P oe konnte seine Freunde an einer Hand abzählen. Und dann war immer noch der Daumen übrig.
Bradshaw natürlich.
Und Flynn kannte er schon seit Jahren.
Seine Vollzeit-Nachbarin und Teilzeit-Hundesitterin Victoria Hume betrachtete er ebenfalls als Freundin.
Und dann war da noch Estelle Doyle.
Genau wie Bradshaw war sie brillant. Anders als Bradshaw, die stets auf der Sonnenseite der Straße dahinmarschierte, drückte sich Doyles Persönlichkeit im Schatten herum, im Zwielicht. Sie galt in ganz Europa als führende forensische Pathologin und war Poes Anlaufstelle, wann immer er Fragen zu irgendetwas Feuchtem, Organischem hatte.
Normalerweise begegnete sie Polizisten mit Verachtung. Ihre legendäre scharfe Zunge hatte dazu geführt, dass manche Detectives sich weigerten, mit ihr zu arbeiten. Aus irgendeinem Grund jedoch tolerierte sie Poe. Nahm sich die Zeit sicherzugehen, dass er verstand. Sie machte für ihn Überstunden, wenn es nötig war. Erschien sogar an seinen Tatorten, und das tat sie sonst nie. Einmal hatte sie ihn als ewig zu kurz Gekommenen mit capraesken Eigenschaften bezeichnet. Poe hatte sich zu sehr gefürchtet, um zu fragen, was das heißen sollte.

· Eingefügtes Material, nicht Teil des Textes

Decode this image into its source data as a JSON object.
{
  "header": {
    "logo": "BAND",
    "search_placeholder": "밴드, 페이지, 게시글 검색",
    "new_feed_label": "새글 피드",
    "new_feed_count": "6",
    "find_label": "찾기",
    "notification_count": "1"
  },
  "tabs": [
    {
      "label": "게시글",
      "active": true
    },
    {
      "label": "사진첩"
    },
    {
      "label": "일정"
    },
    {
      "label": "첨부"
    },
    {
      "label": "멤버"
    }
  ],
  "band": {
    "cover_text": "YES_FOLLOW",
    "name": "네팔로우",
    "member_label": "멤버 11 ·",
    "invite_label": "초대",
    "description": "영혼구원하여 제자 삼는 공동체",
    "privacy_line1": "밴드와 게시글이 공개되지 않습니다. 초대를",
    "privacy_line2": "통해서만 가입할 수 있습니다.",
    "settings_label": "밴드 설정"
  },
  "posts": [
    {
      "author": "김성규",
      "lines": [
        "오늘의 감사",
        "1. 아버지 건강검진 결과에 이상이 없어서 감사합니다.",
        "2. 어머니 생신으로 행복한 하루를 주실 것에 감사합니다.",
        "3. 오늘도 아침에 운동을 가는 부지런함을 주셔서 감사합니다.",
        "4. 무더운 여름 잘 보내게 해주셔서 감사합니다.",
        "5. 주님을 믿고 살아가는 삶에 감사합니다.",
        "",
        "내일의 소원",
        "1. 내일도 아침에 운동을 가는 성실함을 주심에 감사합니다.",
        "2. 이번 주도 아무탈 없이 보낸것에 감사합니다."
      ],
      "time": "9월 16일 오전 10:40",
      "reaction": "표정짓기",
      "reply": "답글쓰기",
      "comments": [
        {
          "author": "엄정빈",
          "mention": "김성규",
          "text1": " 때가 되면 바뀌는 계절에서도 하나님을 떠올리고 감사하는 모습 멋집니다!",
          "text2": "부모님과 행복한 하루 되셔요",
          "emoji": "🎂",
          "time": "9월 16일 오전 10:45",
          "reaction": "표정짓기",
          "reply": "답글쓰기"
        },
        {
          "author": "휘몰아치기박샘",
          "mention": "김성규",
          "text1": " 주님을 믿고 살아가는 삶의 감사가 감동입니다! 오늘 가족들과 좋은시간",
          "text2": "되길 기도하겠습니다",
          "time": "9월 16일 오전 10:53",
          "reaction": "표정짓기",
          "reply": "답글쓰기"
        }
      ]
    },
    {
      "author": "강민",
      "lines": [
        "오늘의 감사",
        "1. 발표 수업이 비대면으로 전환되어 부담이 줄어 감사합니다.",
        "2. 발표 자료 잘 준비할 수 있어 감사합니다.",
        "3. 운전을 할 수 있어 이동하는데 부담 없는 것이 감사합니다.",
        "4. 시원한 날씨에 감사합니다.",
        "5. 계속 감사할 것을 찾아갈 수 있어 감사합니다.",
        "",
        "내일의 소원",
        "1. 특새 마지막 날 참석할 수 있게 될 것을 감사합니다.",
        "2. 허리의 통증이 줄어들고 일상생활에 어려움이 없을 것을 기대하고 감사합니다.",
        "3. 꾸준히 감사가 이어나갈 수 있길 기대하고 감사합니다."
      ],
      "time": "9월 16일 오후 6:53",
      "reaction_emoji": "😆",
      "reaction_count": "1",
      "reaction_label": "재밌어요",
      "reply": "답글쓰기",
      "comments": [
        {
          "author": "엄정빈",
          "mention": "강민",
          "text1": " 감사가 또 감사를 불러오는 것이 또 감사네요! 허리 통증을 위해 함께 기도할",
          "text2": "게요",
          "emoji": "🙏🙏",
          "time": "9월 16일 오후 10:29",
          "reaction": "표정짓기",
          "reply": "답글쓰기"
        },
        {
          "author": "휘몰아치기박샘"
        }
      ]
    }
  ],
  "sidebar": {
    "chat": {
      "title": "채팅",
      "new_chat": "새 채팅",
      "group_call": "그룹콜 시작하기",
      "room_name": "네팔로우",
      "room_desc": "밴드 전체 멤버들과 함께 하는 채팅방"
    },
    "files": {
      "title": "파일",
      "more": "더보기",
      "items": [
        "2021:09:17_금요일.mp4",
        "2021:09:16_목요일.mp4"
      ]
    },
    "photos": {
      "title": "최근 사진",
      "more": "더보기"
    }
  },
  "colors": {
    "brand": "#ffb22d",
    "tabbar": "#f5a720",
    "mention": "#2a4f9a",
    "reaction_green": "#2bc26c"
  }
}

Und sie flirtete schamlos mit ihm. Sie sagte Sachen, die ihn erröten ließen. Trug enge Klamotten, bei denen ihm ganz schwummrig wurde. Ihre Absätze und ihre Wangenknochen waren hoch, ihr Lippenstift scharlachrot. Ihre Augenbrauen hätten mit einem Skalpell geschnitzt sein können.
Poe war gleichermaßen verängstigt und bezaubert.
Aber er mochte sie. Betrachtete sie als Freundin. Wusste ganz tief im Bauch, dass sie für ihn da sein würde, wirklich da sein würde, wenn es drauf ankam.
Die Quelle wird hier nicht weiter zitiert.